Das Anaglyph 3D-Verfahren verwendet die Demoszene schon seit rund 30 Jahren. Doch die Technologie dahinter ist wahrlich schon uralt.

Das Verfahren Anaglyph 3D wird in der Demoszene schon seit rund 30 Jahren angewendet. Doch das eigentliche Verfahren dahinter ist schon viel älter. Wir werfen einen Blick auf die Technik und wollten von einem Kölner Programmierer wissen, was ihn so sehr daran reizt. Wenn das Verfahren so spannend ist, warum kommt es bei Demos und Intros trotzdem so selten zum Einsatz? Wir haben einmal genauer nachgehakt.

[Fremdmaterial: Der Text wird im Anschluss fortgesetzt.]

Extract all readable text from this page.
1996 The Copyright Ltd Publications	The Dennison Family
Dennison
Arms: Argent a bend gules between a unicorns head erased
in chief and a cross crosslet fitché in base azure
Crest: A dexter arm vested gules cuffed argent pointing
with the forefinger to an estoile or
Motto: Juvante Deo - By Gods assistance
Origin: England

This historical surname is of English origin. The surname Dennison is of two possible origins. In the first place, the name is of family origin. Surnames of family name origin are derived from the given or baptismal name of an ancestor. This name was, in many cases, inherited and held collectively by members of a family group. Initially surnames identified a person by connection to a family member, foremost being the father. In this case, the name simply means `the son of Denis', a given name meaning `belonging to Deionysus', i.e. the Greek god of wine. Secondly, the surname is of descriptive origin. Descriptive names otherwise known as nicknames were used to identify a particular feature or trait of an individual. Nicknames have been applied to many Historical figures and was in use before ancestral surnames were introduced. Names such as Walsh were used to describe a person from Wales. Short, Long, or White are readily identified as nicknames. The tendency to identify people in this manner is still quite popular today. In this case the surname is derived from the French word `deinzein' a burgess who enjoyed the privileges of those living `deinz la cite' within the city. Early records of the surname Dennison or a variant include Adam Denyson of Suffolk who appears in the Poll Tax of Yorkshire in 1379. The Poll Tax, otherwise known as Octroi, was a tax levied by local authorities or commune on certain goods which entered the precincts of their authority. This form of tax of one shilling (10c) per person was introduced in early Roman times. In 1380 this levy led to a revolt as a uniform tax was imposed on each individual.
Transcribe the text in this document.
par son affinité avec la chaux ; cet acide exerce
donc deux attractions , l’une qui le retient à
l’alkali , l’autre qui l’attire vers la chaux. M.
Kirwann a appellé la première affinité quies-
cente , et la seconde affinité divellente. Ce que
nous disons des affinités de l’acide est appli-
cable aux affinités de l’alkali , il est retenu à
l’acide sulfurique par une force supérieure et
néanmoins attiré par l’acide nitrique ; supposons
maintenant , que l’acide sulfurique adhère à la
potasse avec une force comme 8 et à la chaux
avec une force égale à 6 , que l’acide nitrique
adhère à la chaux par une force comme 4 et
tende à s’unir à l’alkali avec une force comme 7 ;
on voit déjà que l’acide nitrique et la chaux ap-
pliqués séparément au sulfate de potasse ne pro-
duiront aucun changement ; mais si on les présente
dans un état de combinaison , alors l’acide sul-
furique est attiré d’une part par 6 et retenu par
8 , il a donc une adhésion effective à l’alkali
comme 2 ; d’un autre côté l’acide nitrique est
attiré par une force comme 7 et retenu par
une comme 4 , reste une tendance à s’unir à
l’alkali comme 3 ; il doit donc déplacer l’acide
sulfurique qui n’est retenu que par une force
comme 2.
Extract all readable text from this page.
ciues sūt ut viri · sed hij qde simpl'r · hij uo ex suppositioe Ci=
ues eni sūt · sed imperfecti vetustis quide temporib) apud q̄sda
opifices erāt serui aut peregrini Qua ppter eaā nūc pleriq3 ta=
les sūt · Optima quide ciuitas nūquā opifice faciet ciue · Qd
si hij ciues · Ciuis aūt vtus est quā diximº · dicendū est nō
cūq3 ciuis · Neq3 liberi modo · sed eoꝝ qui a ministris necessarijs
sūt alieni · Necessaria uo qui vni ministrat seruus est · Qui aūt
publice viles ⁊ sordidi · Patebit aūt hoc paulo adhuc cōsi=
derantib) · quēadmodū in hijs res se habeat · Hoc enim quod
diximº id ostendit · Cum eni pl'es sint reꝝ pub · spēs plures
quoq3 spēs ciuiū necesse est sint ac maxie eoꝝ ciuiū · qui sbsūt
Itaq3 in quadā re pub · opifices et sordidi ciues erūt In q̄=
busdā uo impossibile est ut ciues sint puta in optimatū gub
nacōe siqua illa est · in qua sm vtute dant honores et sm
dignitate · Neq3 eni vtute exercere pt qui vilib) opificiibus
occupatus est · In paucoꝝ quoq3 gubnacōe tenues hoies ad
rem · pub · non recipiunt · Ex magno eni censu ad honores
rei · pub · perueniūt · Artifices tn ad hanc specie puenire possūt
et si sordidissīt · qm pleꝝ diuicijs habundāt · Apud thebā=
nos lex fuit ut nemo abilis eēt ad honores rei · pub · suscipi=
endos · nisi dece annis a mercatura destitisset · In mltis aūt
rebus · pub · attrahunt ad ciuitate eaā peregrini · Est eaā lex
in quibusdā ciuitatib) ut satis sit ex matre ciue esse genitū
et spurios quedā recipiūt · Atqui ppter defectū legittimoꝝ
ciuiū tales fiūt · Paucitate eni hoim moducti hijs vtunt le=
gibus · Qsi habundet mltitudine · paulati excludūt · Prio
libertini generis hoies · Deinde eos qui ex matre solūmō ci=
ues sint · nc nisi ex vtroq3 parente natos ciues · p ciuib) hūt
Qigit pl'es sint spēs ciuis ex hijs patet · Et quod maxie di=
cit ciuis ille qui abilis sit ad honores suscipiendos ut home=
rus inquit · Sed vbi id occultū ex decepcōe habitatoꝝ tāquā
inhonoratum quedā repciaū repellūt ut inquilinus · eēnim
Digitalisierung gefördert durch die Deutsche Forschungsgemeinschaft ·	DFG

Leipziger erfand Anaglyph 3D im Jahr 1853

Das eigentliche Anaglyphen-Verfahren ist weit mehr als 100 Jahre älter als die Demoszene sebst. Der Leipziger Wilhelm Rollmann entwickelte es schon im Jahr 1853. Ein Farbanaglyphenbild ist ein Stereogramm. Bei diesem stellt man die Teilbilder nicht nebeneinander dar, sondern sie werden überlagert. Das Verfahren war in den letzten 50 Jahren so beliebt, weil es so preiswert ist.

Die 3D-Brillen enthielten anfangs noch den roten Filter vor dem linken Auge, den grünen vor dem rechten. So richtig bekannt wurden die Brillen in den 70er Jahren, als Jugendzeitschriften wie Yps oder FRÖSI (DDR) häufiger dreidimensionale Darstellungen für ein Brillenglas in Rot und eines in Cyan abgedruckt haben. Diesen Comic-Zeitschriften lagen ab und zu auch solche Brillen aus Pappe bei. Heutige Kinos verwenden übrigens eine ganz andere Technik, bei der sogenannte Polfilter-Brillen zum Einsatz kommen.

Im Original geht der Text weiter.